Opposing Officers Say A Domestic Violence Case Was The Reason He Didn’t Get Promoted
One NYPD officer is speaking out against the department, saying his promotion to lieutenant was blocked because of his political views.
According to New York Daily News, Sgt. Edwin Raymond scored No. 26 out of 1,325 sergeants on the lieutenants’ test and was supposed to be promoted. However, Raymond says he didn’t get the lieutenant title because of his support for Colin Keapernick.
“It is unfortunate. I did a press conference in support of Colin Kaepernick, using his status to put a spotlight on issues in policing that need to be fixed,” Raymond said. “Because of the controversy a lot of cops criticized him. Me being aligned with him was seen as standing with the enemy.”
The president of the Sergeants Benevolent Association, Ed Mullins, is also supporting Raymond’s belief that he didn’t get promoted because of his views on Kaepernick. “Decisions are made on the sly, and there are people who have pending charges and still get promoted, and others whose promotions are held back for reasons that are never explained,” Mullins said. “If this doesn’t appear to be retaliation, then I don’t know what is.”
However, cops in Raymond’s command say they didn’t support his promotion because of the way he allegedly handled domestic violence complaints.
Back in September 2017, cops in Brooklyn responded to a domestic violence call. They claim that a woman saw an ex-boyfriend and called 911. When officers arrived on the scene, they checked their phone and saw an order of protection, but Raymond let the guy go.
Raymond, however, says there’s more to the story. According to him, the ex-boyfriend was sitting in his car with his current girlfriend when his ex-girlfriend, who he has three kids with, walked by. She allegedly took a bat and broke the car mirror. He fled from the car and called 911, while his ex ran into her mother’s building.
Raymond says he came to the scene and spoke to the guy, who asked the cops not to arrest his ex-girlfriend. “She’s the mother of my kids,” the man said. “The damage to my car won’t cost anything.”
Raymond says he told the responding officers not to arrest the man. The cops then said the woman has an order of protection against her ex-boyfriend and wanted him arrested. The guy also had 20 prior arrests.
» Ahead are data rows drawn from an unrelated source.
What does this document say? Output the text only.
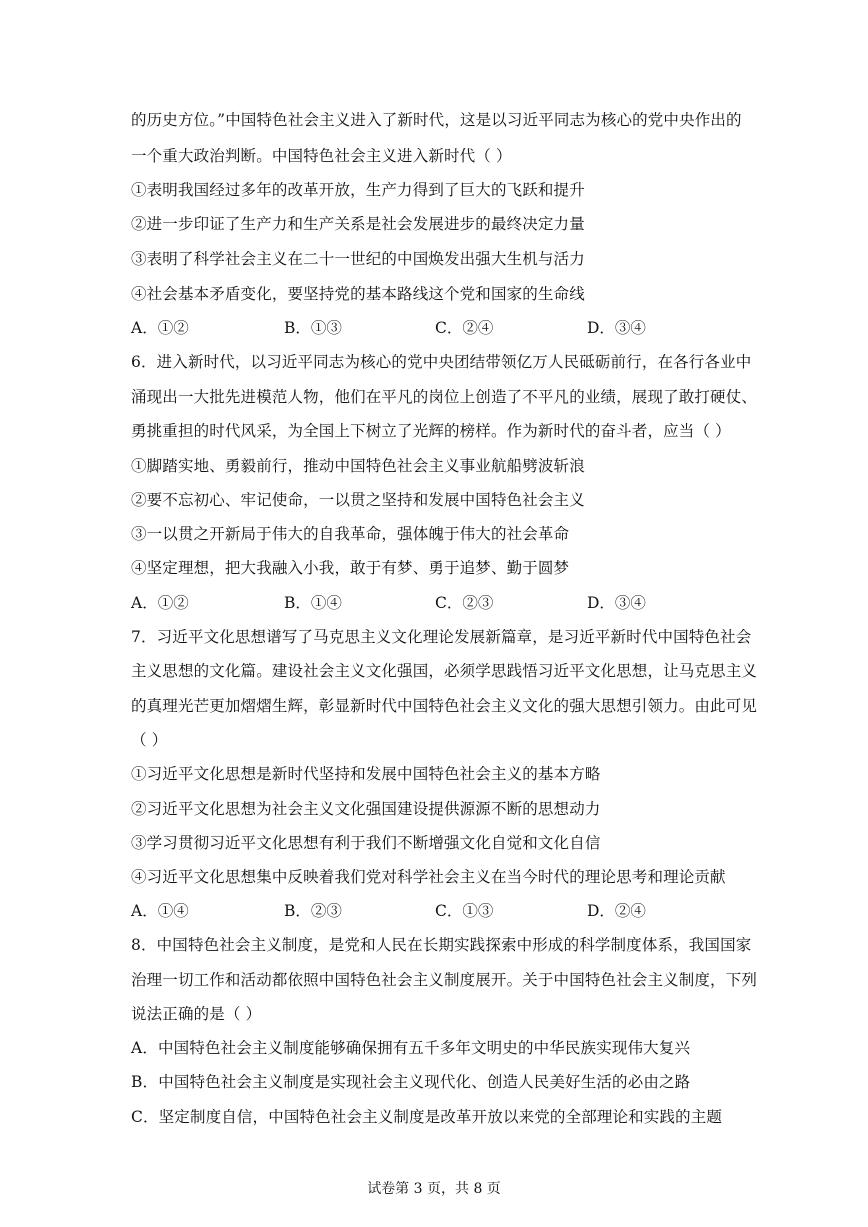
的历史方位。”中国特色社会主义进入了新时代，这是以习近平同志为核心的党中央作出的
一个重大政治判断。中国特色社会主义进入新时代（ ）
①表明我国经过多年的改革开放，生产力得到了巨大的飞跃和提升
②进一步印证了生产力和生产关系是社会发展进步的最终决定力量
③表明了科学社会主义在二十一世纪的中国焕发出强大生机与活力
④社会基本矛盾变化，要坚持党的基本路线这个党和国家的生命线
A．①②	B．①③	C．②④	D．③④
6．进入新时代，以习近平同志为核心的党中央团结带领亿万人民砥砺前行，在各行各业中
涌现出一大批先进模范人物，他们在平凡的岗位上创造了不平凡的业绩，展现了敢打硬仗、
勇挑重担的时代风采，为全国上下树立了光辉的榜样。作为新时代的奋斗者，应当（ ）
①脚踏实地、勇毅前行，推动中国特色社会主义事业航船劈波斩浪
②要不忘初心、牢记使命，一以贯之坚持和发展中国特色社会主义
③一以贯之开新局于伟大的自我革命，强体魄于伟大的社会革命
④坚定理想，把大我融入小我，敢于有梦、勇于追梦、勤于圆梦
A．①②	B．①④	C．②③	D．③④
7．习近平文化思想谱写了马克思主义文化理论发展新篇章，是习近平新时代中国特色社会
主义思想的文化篇。建设社会主义文化强国，必须学思践悟习近平文化思想，让马克思主义
的真理光芒更加熠熠生辉，彰显新时代中国特色社会主义文化的强大思想引领力。由此可见
（ ）
①习近平文化思想是新时代坚持和发展中国特色社会主义的基本方略
②习近平文化思想为社会主义文化强国建设提供源源不断的思想动力
③学习贯彻习近平文化思想有利于我们不断增强文化自觉和文化自信
④习近平文化思想集中反映着我们党对科学社会主义在当今时代的理论思考和理论贡献
A．①④	B．②③	C．①③	D．②④
8．中国特色社会主义制度，是党和人民在长期实践探索中形成的科学制度体系，我国国家
治理一切工作和活动都依照中国特色社会主义制度展开。关于中国特色社会主义制度，下列
说法正确的是（ ）
A．中国特色社会主义制度能够确保拥有五千多年文明史的中华民族实现伟大复兴
B．中国特色社会主义制度是实现社会主义现代化、创造人民美好生活的必由之路
C．坚定制度自信，中国特色社会主义制度是改革开放以来党的全部理论和实践的主题
试卷第 3 页，共 8 页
Raymond said he made a judgment call that day not to arrest him based on the circumstances of the incident.
Despite Raymond’s explanation, the cops still went to Internal Affairs. “The department takes domestic violence very seriously and is obligated to look at these incidents,” said an NYPD senior official.
A three-member panel of two former federal prosecutors and a federal judge is also looking broadly into the double standards of who gets promoted and who doesn’t within the NYPD.